How to improve composite task oriented dialogue systems ?
When a user interacts with an agent (a robot or a program), the dialogue is mainly made up of one or several domains – like a restaurant, a hotel or an attraction – and one or several tasks – such as searching for a good restaurant which would fit our criteria or to book a hotel. This is a task-oriented dialogue.
A composite dialogue system has a composition of possible dialogue environments. So an agent which includes a composite dialogue system can talk about several domains and do several tasks.
Nowadays, composite task-oriented dialogue systems are efficient to satisfy different tasks about different domains (subjects) such as finding and booking a restaurant or a hotel. However these domains and tasks are defined during the learning step and adding a new domain or task is disabled after this step.
This is due to the representation of the information by the system, let us explain that in this article !
How does a task-oriented dialogue system work ?
Imagine you talk with an agent, the language used in the dialogue is the natural language. To talk with you, the agent needs to translate the natural language into a semantic representation (a language that it understands), it is the ontology. To do so, the dialogue system in the agent uses a Natural Language Understanding module (NLU) and it uses a Natural Language Generation module (NLG) to convert the semantic representation into a natural language.
During the translation, the dialogue system translates each term of the dialogue into dialogue acts, slots and values (Delexicalisation), and puts these on a vector (Vectorisation) to process the request. After the processing, the result is a vector and the DS needs again to transform it into dialogue acts, slots and values (Devectorisation then Lexicalisation).
For example, asking an agent to find the address of an american food restaurant in San Jose will look like that :
So the agent informs the user that there is an American food restaurant in San Jose at the 71th North San Pedro Street.
Improve the vector representation
Currently, the representation of the information in a vector is a master representation, i.e. for one domain (e.g.

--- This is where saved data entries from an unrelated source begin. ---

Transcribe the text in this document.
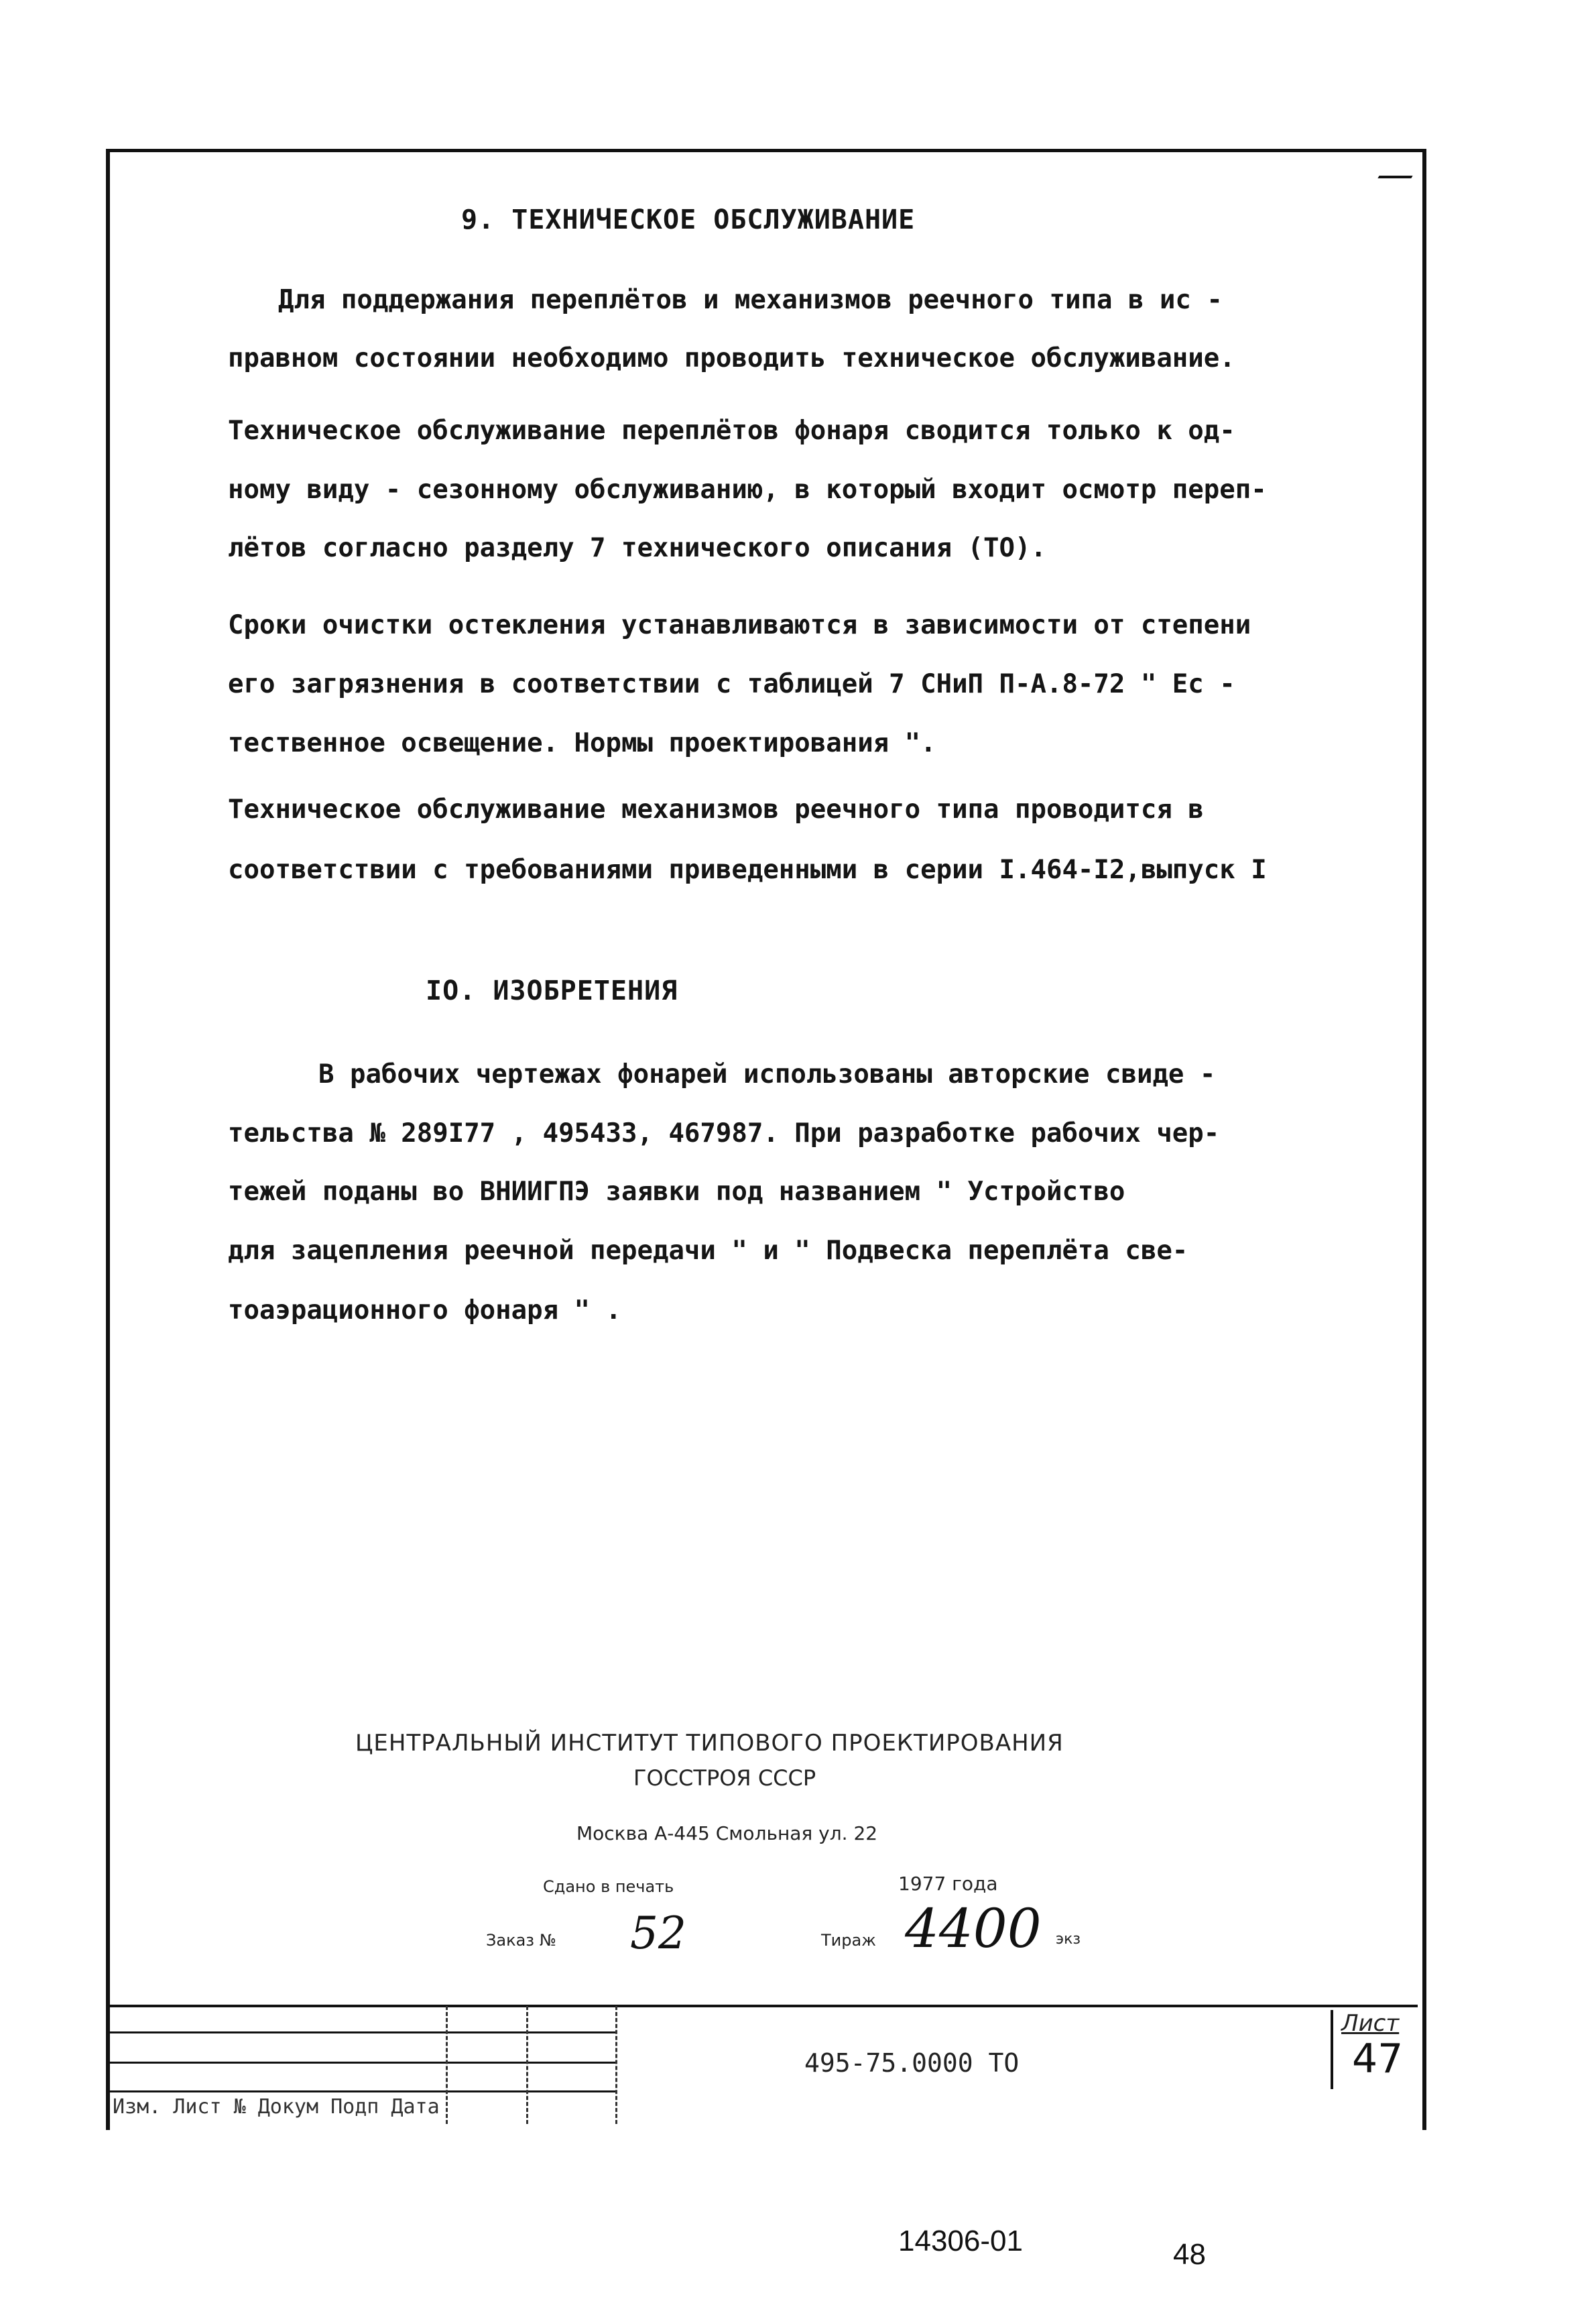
9. ТЕХНИЧЕСКОЕ ОБСЛУЖИВАНИЕ
Для поддержания переплётов и механизмов реечного типа в ис -
правном состоянии необходимо проводить техническое обслуживание.
Техническое обслуживание переплётов фонаря сводится только к од-
ному виду - сезонному обслуживанию, в который входит осмотр переп-
лётов согласно разделу 7 технического описания (ТО).
Сроки очистки остекления устанавливаются в зависимости от степени
его загрязнения в соответствии с таблицей 7 СНиП П-А.8-72 " Ес -
тественное освещение. Нормы проектирования ".
Техническое обслуживание механизмов реечного типа проводится в
соответствии с требованиями приведенными в серии I.464-I2,выпуск I
IO. ИЗОБРЕТЕНИЯ
В рабочих чертежах фонарей использованы авторские свиде -
тельства № 289I77 , 495433, 467987. При разработке рабочих чер-
тежей поданы во ВНИИГПЭ заявки под названием " Устройство
для зацепления реечной передачи " и " Подвеска переплёта све-
тоаэрационного фонаря " .
ЦЕНТРАЛЬНЫЙ ИНСТИТУТ ТИПОВОГО ПРОЕКТИРОВАНИЯ
ГОССТРОЯ СССР
Москва А-445 Смольная ул. 22
Сдано в печать	1977 года
Заказ № 52	Тираж 4400 экз
Изм. Лист № Докум Подп Дата
495-75.0000 ТО
Лист
47
14306-01	48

Restaurant) there are many slots (e.g. food, city, etc) and in one slot there are many values (e.g. Italian, French, Chinese (for food)). This representation is defined during the learning step and it is domain dependent, i.e. adding a value or a slot after the learning phase is disabled.
To improve this representation there is the summary representation. There is no need to know the value but only if there is one or not. Adding a new value is now possible, but the issue of the domain dependency remains.
The representation can be definitely improved with the domain independent parameterization (DIP). It is the same representation as the summary one but the slots in the vector are separated into subvectors so it is now allowed to add values and slots in the representation.
To make the connection with the previous representation : for a domain (e.g. restaurant) there is firstly a vector with the active task (e.g. finding), some requested slots (e.g. food, city and price range) and slots values. Then with the new representation there is one general subvector with some slot independent information – such as the active task, the number of slots, etc – and different slots which do not contain values, but just the information about the presence of the value, 1 if it is present, 0 elseway.
Improve the architecture of the model : architecture based on the DIP representation
The left representation on the illustration is the classic representation of a neural network, i.e. the input module is a vector, the forward module is a layer (matrix) and the output module is also a vector. The issue with this representation is the same as before : it needs to relearn the model to add new values or slots.
That is why, based on the DIP representation, the layer could be composed of as many subblocks as slots in the input module. The information is symmetrical with respect to the diagonal. The aim of this representation is to enable the slot addition and the slot permutation invariance without having to relearn the model.